Nearly half of all Americans who claimed the first-time homebuyer tax credit on their 2009 tax returns will have to repay the government.Even some people who purchased in 2009 or 2010 will have to repay:
According to a report from the Inspector General for Tax Administration, released to the public Thursday, about 950,000 of the nearly 1.8 million Americans who claimed the tax credit on their 2009 tax returns will have to return the money.
The confusion comes because homebuyers were eligible for two different credits, depending on when their homes were purchased.
Those who bought properties during 2008 were to deduct, dollar for dollar, up to 10% of the home's purchase price or $7,500, whichever was less. The catch: The money was a no-interest loan that had to be repaid within 15 years.

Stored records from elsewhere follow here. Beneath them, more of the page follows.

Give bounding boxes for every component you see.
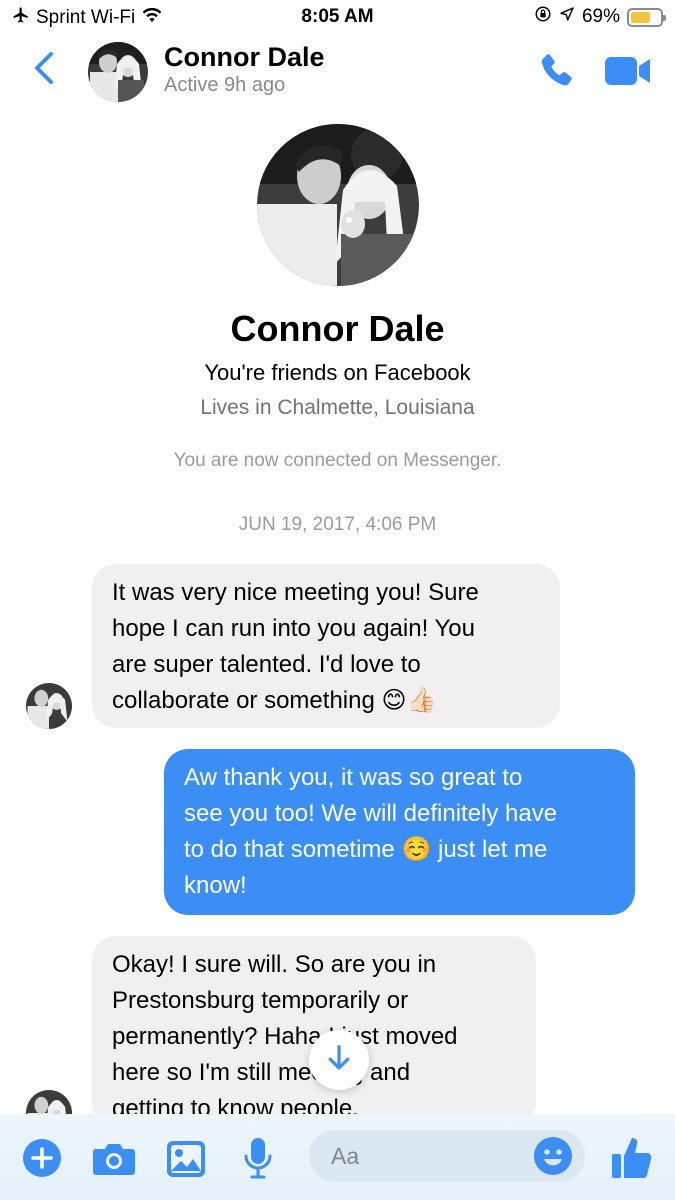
incoming-message[interactable]: It was very nice meeting you! Sure hope … bbox=[92, 564, 560, 728]
message-timestamp: JUN 19, 2017, 4:06 PM bbox=[238, 514, 437, 535]
active-status: Active 9h ago bbox=[164, 74, 286, 96]
battery-icon bbox=[627, 7, 666, 27]
profile-name: Connor Dale bbox=[230, 308, 445, 349]
profile-photo[interactable] bbox=[257, 124, 419, 286]
video-camera-icon[interactable] bbox=[603, 54, 653, 88]
orientation-lock-icon bbox=[534, 5, 552, 29]
image-icon[interactable] bbox=[165, 1139, 207, 1184]
back-chevron-icon[interactable] bbox=[30, 50, 60, 86]
battery-percent: 69% bbox=[581, 6, 620, 27]
location-note: Lives in Chalmette, Louisiana bbox=[200, 396, 475, 419]
location-icon bbox=[559, 6, 575, 28]
contact-name[interactable]: Connor Dale bbox=[164, 42, 325, 73]
connected-note: You are now connected on Messenger. bbox=[173, 450, 502, 471]
arrow-down-icon bbox=[324, 1043, 354, 1078]
emoji-icon[interactable] bbox=[533, 1136, 573, 1176]
sender-avatar[interactable] bbox=[26, 683, 72, 729]
phone-icon[interactable] bbox=[535, 50, 579, 94]
status-right: 69% bbox=[534, 5, 666, 29]
thumbs-up-icon[interactable] bbox=[610, 1134, 654, 1185]
outgoing-message[interactable]: Aw thank you, it was so great to see you… bbox=[164, 749, 635, 915]
microphone-icon[interactable] bbox=[242, 1136, 274, 1185]
composer-bar bbox=[0, 1114, 675, 1200]
chat-header: Connor Dale Active 9h ago bbox=[0, 36, 675, 106]
status-bar: Sprint Wi-Fi 8:05 AM 69% bbox=[0, 0, 675, 36]
camera-icon[interactable] bbox=[92, 1140, 136, 1183]
scroll-to-bottom-button[interactable] bbox=[309, 1030, 369, 1090]
incoming-message[interactable]: Okay! I sure will. So are you in Preston… bbox=[92, 936, 536, 1126]
friends-note: You're friends on Facebook bbox=[204, 360, 471, 385]
plus-icon[interactable] bbox=[22, 1138, 62, 1183]
battery-fill bbox=[631, 11, 651, 23]
message-input[interactable] bbox=[331, 1130, 521, 1182]
message-input-wrapper bbox=[309, 1130, 585, 1182]
header-avatar[interactable] bbox=[88, 42, 148, 102]
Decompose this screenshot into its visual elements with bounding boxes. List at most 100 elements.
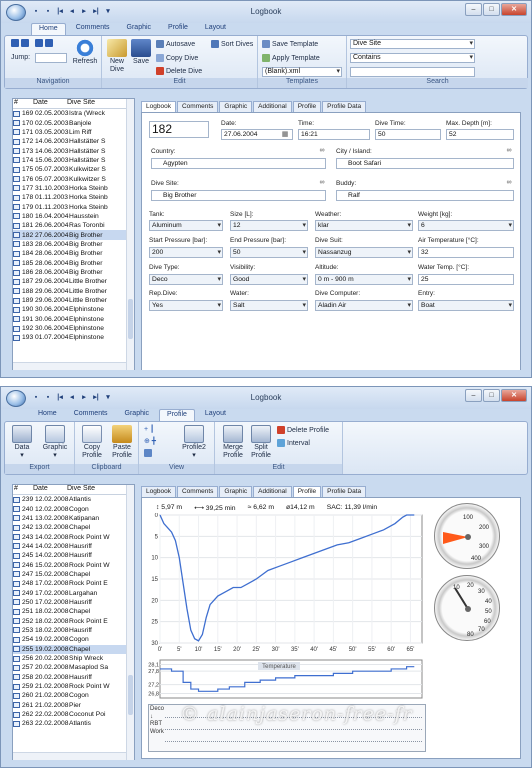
dive-computer-select[interactable]: Aladin Air: [315, 300, 413, 311]
checkbox-icon[interactable]: [13, 664, 20, 671]
checkbox-icon[interactable]: [13, 250, 20, 257]
water-temp-field[interactable]: 25: [418, 274, 514, 285]
dive-site-field[interactable]: Big Brother: [151, 190, 326, 201]
table-row[interactable]: 183 28.06.2004 Big Brother: [13, 240, 134, 249]
entry-select[interactable]: Boat: [418, 300, 514, 311]
table-row[interactable]: 245 14.02.2008 Hausriff: [13, 551, 134, 560]
table-row[interactable]: 178 01.11.2003 Horka Steinb: [13, 193, 134, 202]
start-pressure-select[interactable]: 200: [149, 247, 223, 258]
dive-list-vscroll[interactable]: [126, 99, 134, 370]
table-row[interactable]: 247 15.02.2008 Chapel: [13, 570, 134, 579]
country-field[interactable]: Agypten: [151, 158, 326, 169]
table-row[interactable]: 189 29.06.2004 Little Brother: [13, 296, 134, 305]
close-button-2[interactable]: ✕: [501, 389, 527, 402]
tab-comments-detail[interactable]: Comments: [176, 101, 219, 112]
city-field[interactable]: Boot Safari: [336, 158, 514, 169]
buddy-field[interactable]: Ralf: [336, 190, 514, 201]
table-row[interactable]: 170 02.05.2003 Banjole: [13, 118, 134, 127]
checkbox-icon[interactable]: [13, 608, 20, 615]
checkbox-icon[interactable]: [13, 176, 20, 183]
search-mode-select[interactable]: Contains: [350, 53, 475, 63]
tab-additional-2[interactable]: Additional: [253, 486, 292, 497]
water-select[interactable]: Salt: [230, 300, 308, 311]
table-row[interactable]: 177 31.10.2003 Horka Steinb: [13, 184, 134, 193]
delete-dive-button[interactable]: Delete Dive: [156, 67, 202, 75]
save-template-button[interactable]: Save Template: [262, 40, 318, 48]
export-graphic-button[interactable]: Graphic ▾: [39, 425, 71, 460]
col-date[interactable]: Date: [33, 99, 67, 108]
tab-profile[interactable]: Profile: [161, 23, 195, 35]
weight-select[interactable]: 6: [418, 220, 514, 231]
tab-comments[interactable]: Comments: [69, 23, 117, 35]
checkbox-icon[interactable]: [13, 260, 20, 267]
table-row[interactable]: 175 05.07.2003 Kulkwitzer S: [13, 165, 134, 174]
table-row[interactable]: 184 28.06.2004 Big Brother: [13, 249, 134, 258]
search-input[interactable]: [350, 67, 475, 77]
interval-button[interactable]: Interval: [277, 439, 310, 447]
autosave-button[interactable]: Autosave: [156, 40, 195, 48]
jump-input[interactable]: [35, 53, 67, 63]
dive-list-hscroll-2[interactable]: [13, 752, 126, 760]
tank-select[interactable]: Aluminum: [149, 220, 223, 231]
zoom-in-icon[interactable]: + ┃: [144, 425, 154, 433]
checkbox-icon[interactable]: [13, 683, 20, 690]
table-row[interactable]: 173 14.06.2003 Hallstätter S: [13, 146, 134, 155]
new-dive-button[interactable]: New Dive: [106, 39, 128, 74]
checkbox-icon[interactable]: [13, 278, 20, 285]
col-number[interactable]: #: [13, 99, 33, 108]
table-row[interactable]: 180 16.04.2004 Hausstein: [13, 212, 134, 221]
rep-dive-select[interactable]: Yes: [149, 300, 223, 311]
checkbox-icon[interactable]: [13, 580, 20, 587]
search-field-select[interactable]: Dive Site: [350, 39, 475, 49]
altitude-select[interactable]: 0 m - 900 m: [315, 274, 413, 285]
checkbox-icon[interactable]: [13, 711, 20, 718]
end-pressure-select[interactable]: 50: [230, 247, 308, 258]
checkbox-icon[interactable]: [13, 702, 20, 709]
col-date-2[interactable]: Date: [33, 485, 67, 494]
table-row[interactable]: 171 03.05.2003 Lim Riff: [13, 128, 134, 137]
checkbox-icon[interactable]: [13, 213, 20, 220]
checkbox-icon[interactable]: [13, 571, 20, 578]
tab-graphic-2[interactable]: Graphic: [118, 409, 157, 421]
table-row[interactable]: 255 19.02.2008 Chapel: [13, 644, 134, 654]
tab-profile-2[interactable]: Profile: [159, 409, 195, 421]
save-button[interactable]: Save: [130, 39, 152, 66]
checkbox-icon[interactable]: [13, 692, 20, 699]
table-row[interactable]: 191 30.06.2004 Elphinstone: [13, 315, 134, 324]
table-row[interactable]: 246 15.02.2008 Rock Point W: [13, 560, 134, 569]
temperature-chart[interactable]: 28,127,8 27,2 26,8 Temperature: [146, 658, 426, 702]
table-row[interactable]: 186 28.06.2004 Big Brother: [13, 268, 134, 277]
col-dive-site-2[interactable]: Dive Site: [67, 485, 110, 494]
tab-profile-data-2[interactable]: Profile Data: [322, 486, 367, 497]
checkbox-icon[interactable]: [13, 599, 20, 606]
checkbox-icon[interactable]: [13, 129, 20, 136]
nav-first-icon[interactable]: [11, 39, 29, 47]
table-row[interactable]: 174 15.06.2003 Hallstätter S: [13, 156, 134, 165]
checkbox-icon[interactable]: [13, 120, 20, 127]
table-row[interactable]: 254 19.02.2008 Cogon: [13, 635, 134, 644]
paste-profile-button[interactable]: Paste Profile: [108, 425, 136, 460]
table-row[interactable]: 256 20.02.2008 Ship Wreck: [13, 654, 134, 663]
checkbox-icon[interactable]: [13, 306, 20, 313]
table-row[interactable]: 192 30.06.2004 Elphinstone: [13, 324, 134, 333]
tab-layout[interactable]: Layout: [198, 23, 233, 35]
tab-additional[interactable]: Additional: [253, 101, 292, 112]
table-row[interactable]: 259 21.02.2008 Rock Point W: [13, 682, 134, 691]
table-row[interactable]: 248 17.02.2008 Rock Point E: [13, 579, 134, 588]
size-select[interactable]: 12: [230, 220, 308, 231]
table-row[interactable]: 193 01.07.2004 Elphinstone: [13, 333, 134, 342]
table-row[interactable]: 240 12.02.2008 Cogon: [13, 504, 134, 513]
checkbox-icon[interactable]: [13, 552, 20, 559]
checkbox-icon[interactable]: [13, 288, 20, 295]
minimize-button-2[interactable]: –: [465, 389, 482, 402]
table-row[interactable]: 263 22.02.2008 Atlantis: [13, 719, 134, 728]
table-row[interactable]: 252 18.02.2008 Rock Point E: [13, 616, 134, 625]
maximize-button-2[interactable]: □: [483, 389, 500, 402]
copy-dive-button[interactable]: Copy Dive: [156, 54, 198, 62]
depth-profile-chart[interactable]: 0510152025300' 5' 10' 15' 20' 25' 30' 35' 40' 45'…: [146, 513, 426, 655]
table-row[interactable]: 250 17.02.2008 Hausriff: [13, 598, 134, 607]
checkbox-icon[interactable]: [13, 655, 20, 662]
checkbox-icon[interactable]: [13, 204, 20, 211]
dive-suit-select[interactable]: Nassanzug: [315, 247, 413, 258]
table-row[interactable]: 179 01.11.2003 Horka Steinb: [13, 202, 134, 211]
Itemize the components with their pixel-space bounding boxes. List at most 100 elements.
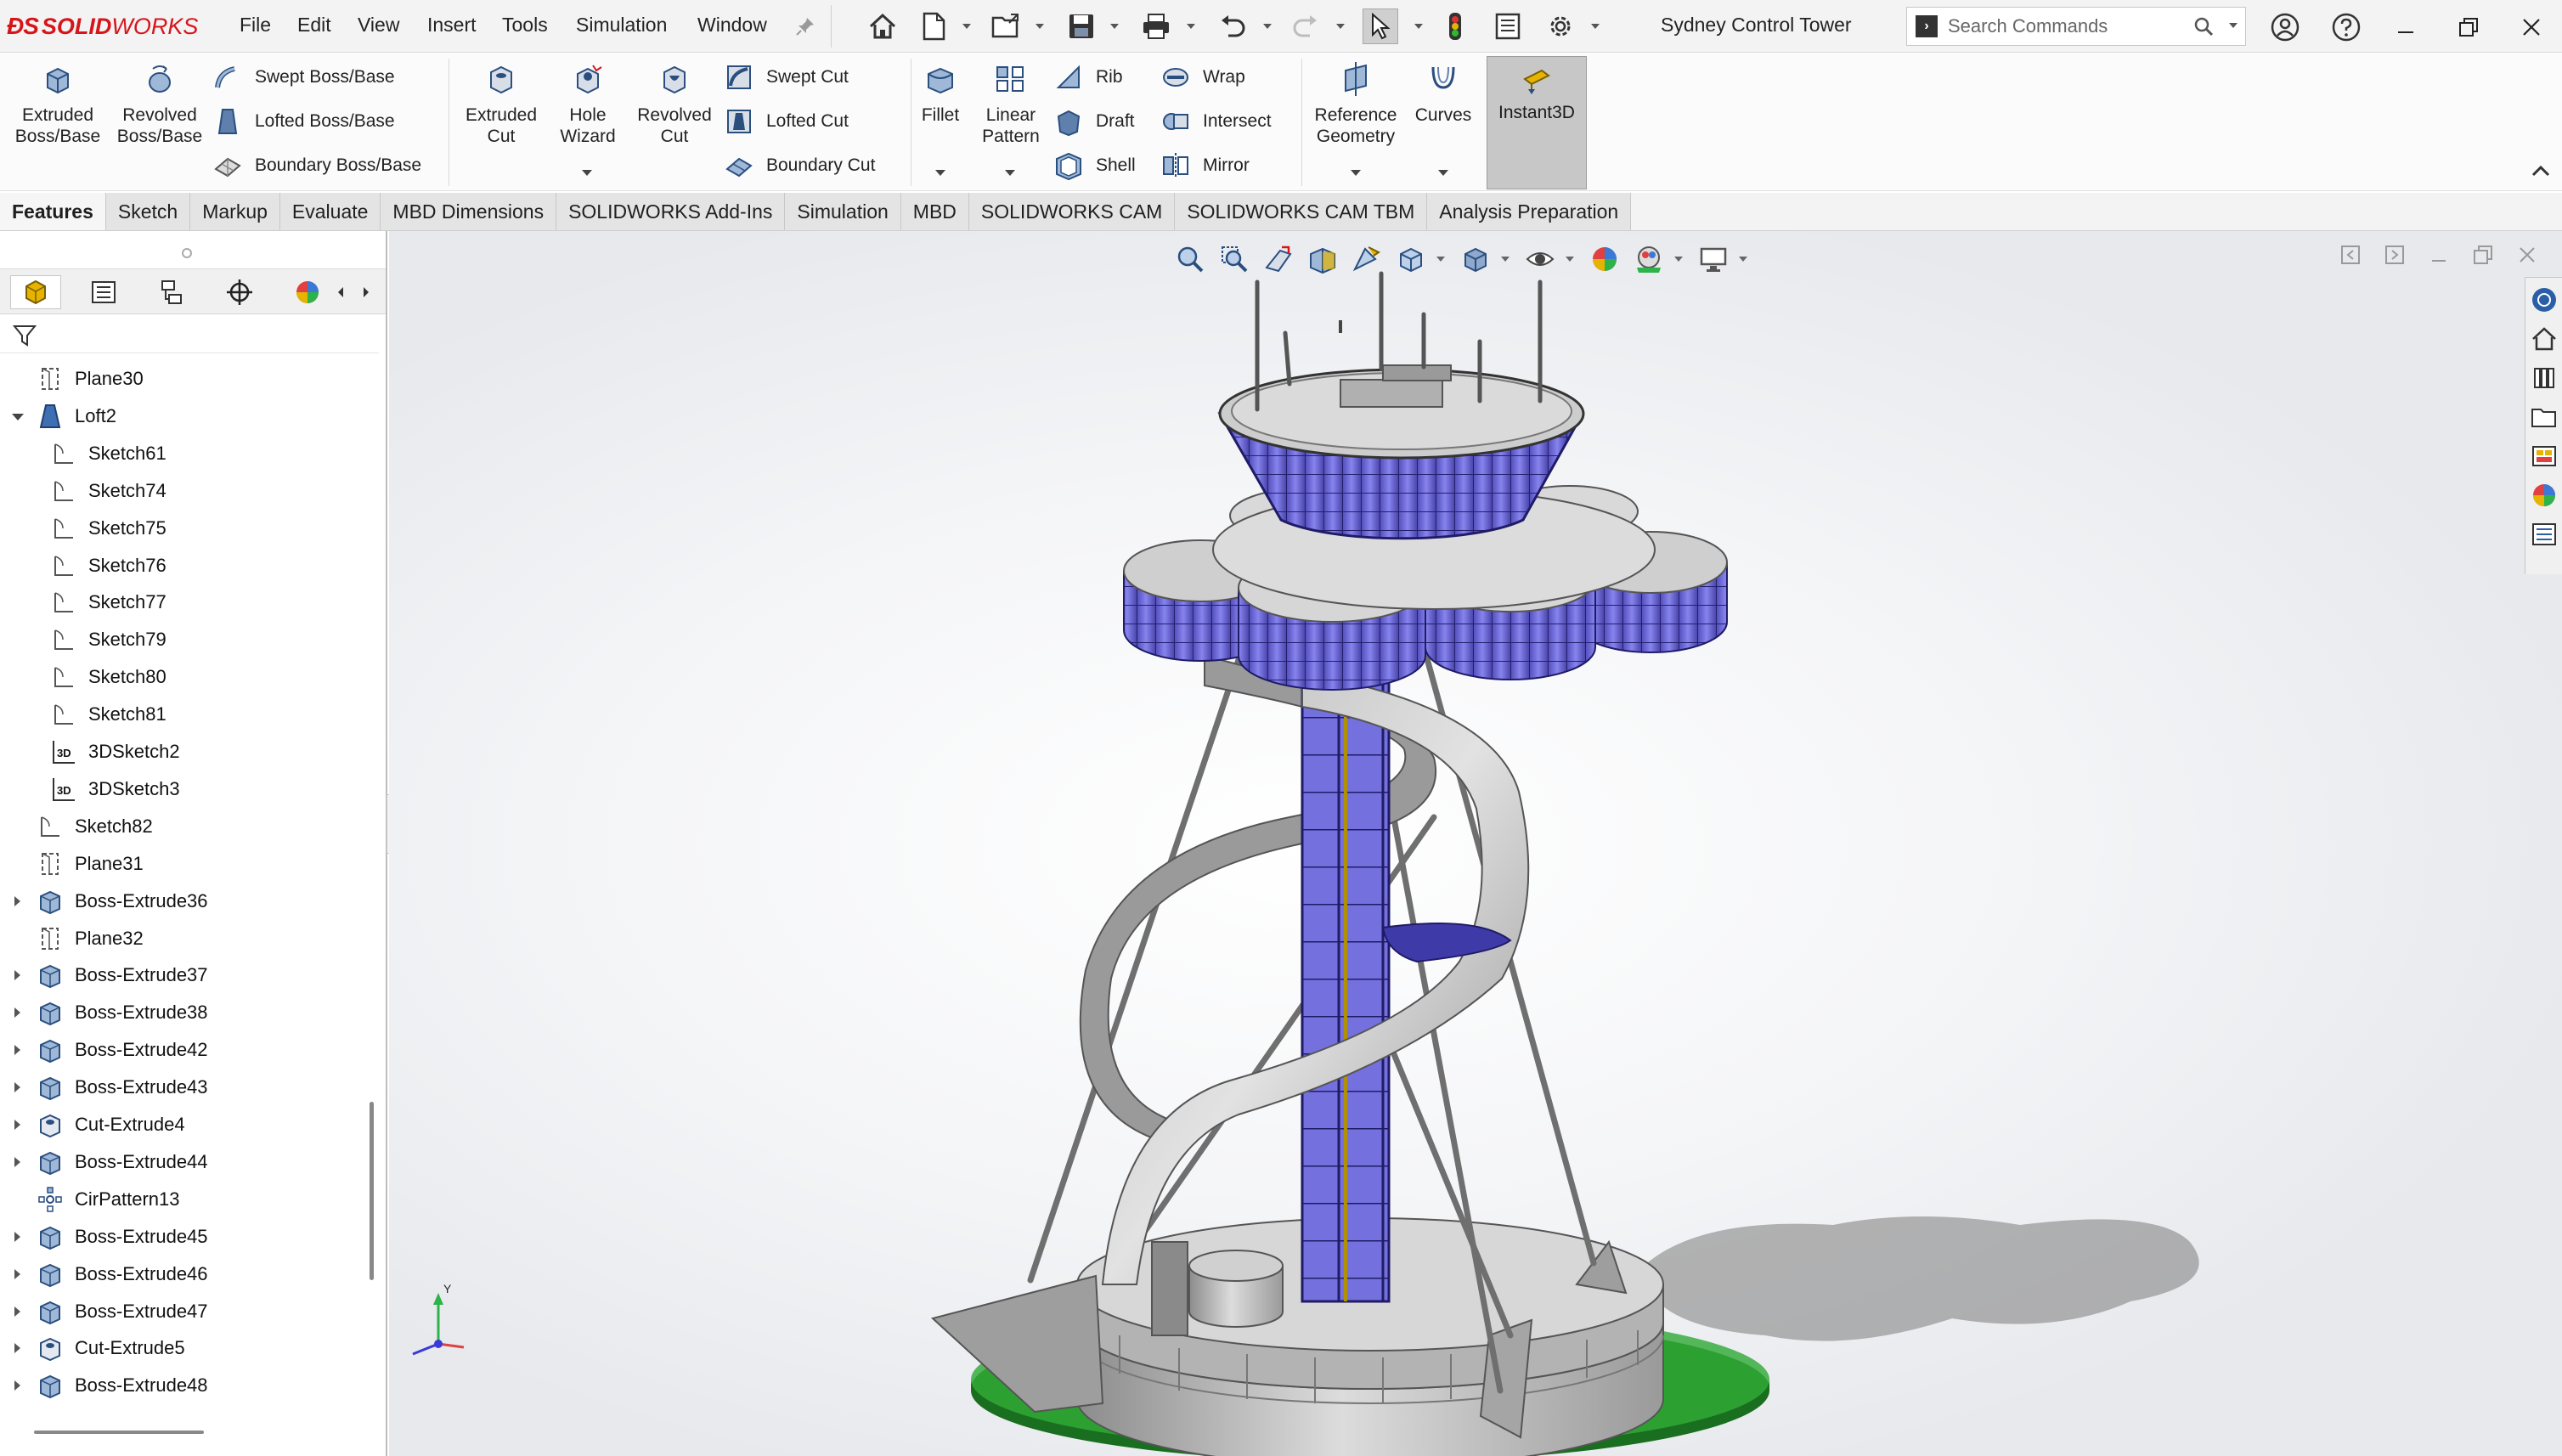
tab-solidworks-cam-tbm[interactable]: SOLIDWORKS CAM TBM bbox=[1175, 193, 1428, 230]
tree-node[interactable]: 3D 3DSketch2 bbox=[49, 735, 180, 769]
tab-mbd[interactable]: MBD bbox=[900, 193, 969, 230]
undo-dropdown-icon[interactable] bbox=[1262, 22, 1273, 32]
filter-funnel-icon[interactable] bbox=[12, 323, 37, 353]
hole-wizard-button[interactable]: Hole Wizard bbox=[540, 62, 635, 147]
design-library-icon[interactable] bbox=[2527, 361, 2561, 395]
menu-edit[interactable]: Edit bbox=[297, 14, 331, 37]
tree-node[interactable]: Boss-Extrude48 bbox=[10, 1369, 208, 1402]
previous-view-icon[interactable] bbox=[1259, 240, 1298, 279]
home-task-icon[interactable] bbox=[2527, 322, 2561, 356]
redo-icon[interactable] bbox=[1288, 8, 1323, 44]
expand-toggle-icon[interactable] bbox=[10, 1154, 25, 1170]
open-folder-icon[interactable] bbox=[989, 8, 1024, 44]
tree-node[interactable]: Sketch75 bbox=[49, 511, 166, 545]
instant3d-button[interactable]: Instant3D bbox=[1487, 56, 1587, 189]
minimize-window-icon[interactable] bbox=[2389, 10, 2423, 44]
expand-toggle-icon[interactable] bbox=[10, 1005, 25, 1020]
view-palette-icon[interactable] bbox=[2527, 439, 2561, 473]
options-gear-icon[interactable] bbox=[1543, 8, 1578, 44]
expand-toggle-icon[interactable] bbox=[10, 968, 25, 983]
tree-node[interactable]: Boss-Extrude42 bbox=[10, 1033, 208, 1067]
dimxpert-manager-icon[interactable] bbox=[214, 275, 265, 309]
user-account-icon[interactable] bbox=[2268, 10, 2302, 44]
tab-solidworks-cam[interactable]: SOLIDWORKS CAM bbox=[968, 193, 1176, 230]
tree-node[interactable]: Loft2 bbox=[10, 399, 116, 433]
panel-scroll-right-icon[interactable] bbox=[357, 281, 375, 303]
dynamic-annotation-views-icon[interactable] bbox=[1347, 240, 1386, 279]
close-window-icon[interactable] bbox=[2514, 10, 2548, 44]
tree-node[interactable]: Boss-Extrude44 bbox=[10, 1145, 208, 1179]
hide-show-dropdown-icon[interactable] bbox=[1565, 253, 1577, 265]
wrap-button[interactable]: Wrap bbox=[1160, 60, 1245, 94]
tree-node[interactable]: Plane32 bbox=[10, 922, 144, 956]
expand-toggle-icon[interactable] bbox=[10, 1267, 25, 1282]
menu-insert[interactable]: Insert bbox=[427, 14, 477, 37]
featuremanager-tree-icon[interactable] bbox=[10, 275, 61, 309]
panel-grip-handle[interactable] bbox=[182, 248, 192, 258]
tree-node[interactable]: Sketch77 bbox=[49, 585, 166, 619]
extruded-cut-button[interactable]: Extruded Cut bbox=[454, 62, 549, 147]
rebuild-traffic-light-icon[interactable] bbox=[1437, 8, 1473, 44]
tree-node[interactable]: 3D 3DSketch3 bbox=[49, 772, 180, 806]
curves-button[interactable]: Curves bbox=[1398, 62, 1488, 126]
print-icon[interactable] bbox=[1138, 8, 1174, 44]
tree-node[interactable]: Cut-Extrude4 bbox=[10, 1108, 185, 1142]
zoom-to-area-icon[interactable] bbox=[1215, 240, 1254, 279]
tree-node[interactable]: Sketch61 bbox=[49, 437, 166, 471]
menu-file[interactable]: File bbox=[240, 14, 271, 37]
tree-node[interactable]: Cut-Extrude5 bbox=[10, 1331, 185, 1365]
tab-mbd-dimensions[interactable]: MBD Dimensions bbox=[381, 193, 557, 230]
tree-node[interactable]: Boss-Extrude36 bbox=[10, 884, 208, 918]
tree-vertical-scrollbar[interactable] bbox=[370, 1102, 374, 1280]
panel-scroll-left-icon[interactable] bbox=[331, 281, 350, 303]
extruded-boss-button[interactable]: Extruded Boss/Base bbox=[10, 62, 105, 147]
property-manager-icon[interactable] bbox=[78, 275, 129, 309]
swept-cut-button[interactable]: Swept Cut bbox=[724, 60, 849, 94]
tree-node[interactable]: Sketch80 bbox=[49, 660, 166, 694]
apply-scene-dropdown-icon[interactable] bbox=[1673, 253, 1685, 265]
tab-features[interactable]: Features bbox=[0, 193, 106, 230]
menu-view[interactable]: View bbox=[358, 14, 399, 37]
redo-dropdown-icon[interactable] bbox=[1335, 22, 1346, 32]
save-dropdown-icon[interactable] bbox=[1109, 22, 1120, 32]
save-icon[interactable] bbox=[1064, 8, 1099, 44]
revolved-boss-button[interactable]: Revolved Boss/Base bbox=[112, 62, 207, 147]
display-manager-icon[interactable] bbox=[282, 275, 333, 309]
tree-node[interactable]: Boss-Extrude43 bbox=[10, 1070, 208, 1104]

Had they waited to buy until 2009, they could have gotten a much sweeter deal. Congress extended the credit and made it a refund rather than a loan.
Now, the IRS is developing a strategy for separating the 2009 taxpayers who are required to repay the credit from those who are not.
A review by the Inspector General earlier this year found that the IRS could not easily distinguish between home purchases made in 2008 and 2009. That heightened concerns that some claims could be erroneous or even fraudulent, that buyers could, for example, claim their purchase came later than it actually occurred.
Some who claimed the credit for homes purchased in 2009 and 2010 will also be required to repay it. For instance, repayment is required if the home is sold within 36 months of the date of purchase by the taxpayer claiming the credit, provided there is a gain on the sale.